AI gatekeepers pick winners, sideline the BBC, and drain news clicks

AI now decides which news gets seen, leaning on a handful of sources-BBC is missing while The Guardian dominates. PR needs a plan for AI, licensing, and shrinking referrals.

Categorized in: AI News PR and Communications
Published on: Feb 03, 2026
AI gatekeepers pick winners, sideline the BBC, and drain news clicks

AI Is Now the Gatekeeper to News. PR Needs a New Playbook.

Generative AI has become a primary entry point for news discovery, and that shift is quietly redrawing who gets cited-and who disappears. A new analysis by the UK's Institute for Public Policy Research (IPPR) found AI systems lean on a narrow slice of outlets, with some top platforms excluding trusted brands entirely.

In the study, the BBC-often ranked as the UK's most trusted news source-wasn't cited at all by ChatGPT or Google's Gemini across 100 news queries. Meanwhile, The Guardian appeared in 58% of ChatGPT responses and 53% of Gemini answers, dominating the results.

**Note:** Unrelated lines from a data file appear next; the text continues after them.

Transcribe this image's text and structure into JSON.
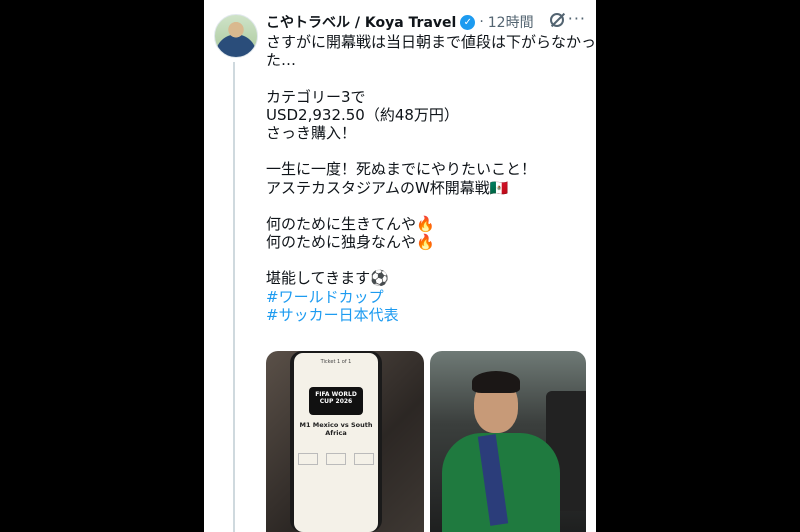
{
  "tweet": {
    "author_name": "こやトラベル / Koya Travel",
    "verified_icon": "verified-badge-icon",
    "separator": "·",
    "timestamp": "12時間",
    "more_label": "···",
    "lines": [
      "さすがに開幕戦は当日朝まで値段は下がらなかっ",
      "た…",
      "",
      "カテゴリー3で",
      "USD2,932.50（約48万円）",
      "さっき購入！",
      "",
      "一生に一度！死ぬまでにやりたいこと！",
      "アステカスタジアムのW杯開幕戦🇲🇽",
      "",
      "何のために生きてんや🔥",
      "何のために独身なんや🔥",
      "",
      "堪能してきます⚽"
    ],
    "hashtags": [
      "#ワールドカップ",
      "#サッカー日本代表"
    ]
  },
  "photos": {
    "left": {
      "ticket_header": "Ticket 1 of 1",
      "logo_text": "FIFA WORLD CUP 2026",
      "match": "M1 Mexico vs South Africa"
    }
  },
  "colors": {
    "link": "#1d9bf0",
    "text": "#0f1419",
    "muted": "#536471"
  }
}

Why this matters for PR and Communications

  • Distribution power has shifted from search engines to AI gatekeepers. Your brand's visibility now hinges on which outlets AI favors.
  • Over-reliance on a few sources narrows the narrative window. It can amplify specific viewpoints without users realizing it.
  • Smaller and regional media face exclusion, which reduces earned media upside in local or niche campaigns.

What's driving the skew

  • Licensing deals: Media with agreements (e.g., The Guardian with OpenAI) show up more. Outlets that block AI crawlers-like the BBC-get sidelined.
  • Platform preferences: Each AI tool displayed clear source patterns, creating new winners and losers in the news ecosystem.

Traffic and revenue fallout you can't ignore

After Google rolled out AI Overviews, click-throughs from search to news sites fell from 15% to 8%. Publishers expect search-driven traffic to drop 43% within three years.

Scraping dwarfs referral traffic: estimated ratios were OpenAI 179:1, Perplexity 369:1, and Anthropic 8,697:1. In short, AI uses media content far more than it sends readers back-putting ad- and subscription-based models under stress.

Global ripples

Similar disputes are emerging elsewhere. In South Korea, a complaint alleged that Naver used news content without permission to train its HyperClova LLM.

At the same time, some groups are monetizing access. Axel Springer struck a licensing deal with OpenAI, while News Corp secured a five-year, $250 million agreement starting in 2024.

Policy pressure is building

IPPR criticized an AI news environment "controlled by a small number of tech companies" with limited transparency and accountability. It proposed measures including a joint licensing market (to fairly compensate regional and smaller outlets via a government-led task force) and a "news nutrition label" that shows users which outlets and viewpoints an AI cites.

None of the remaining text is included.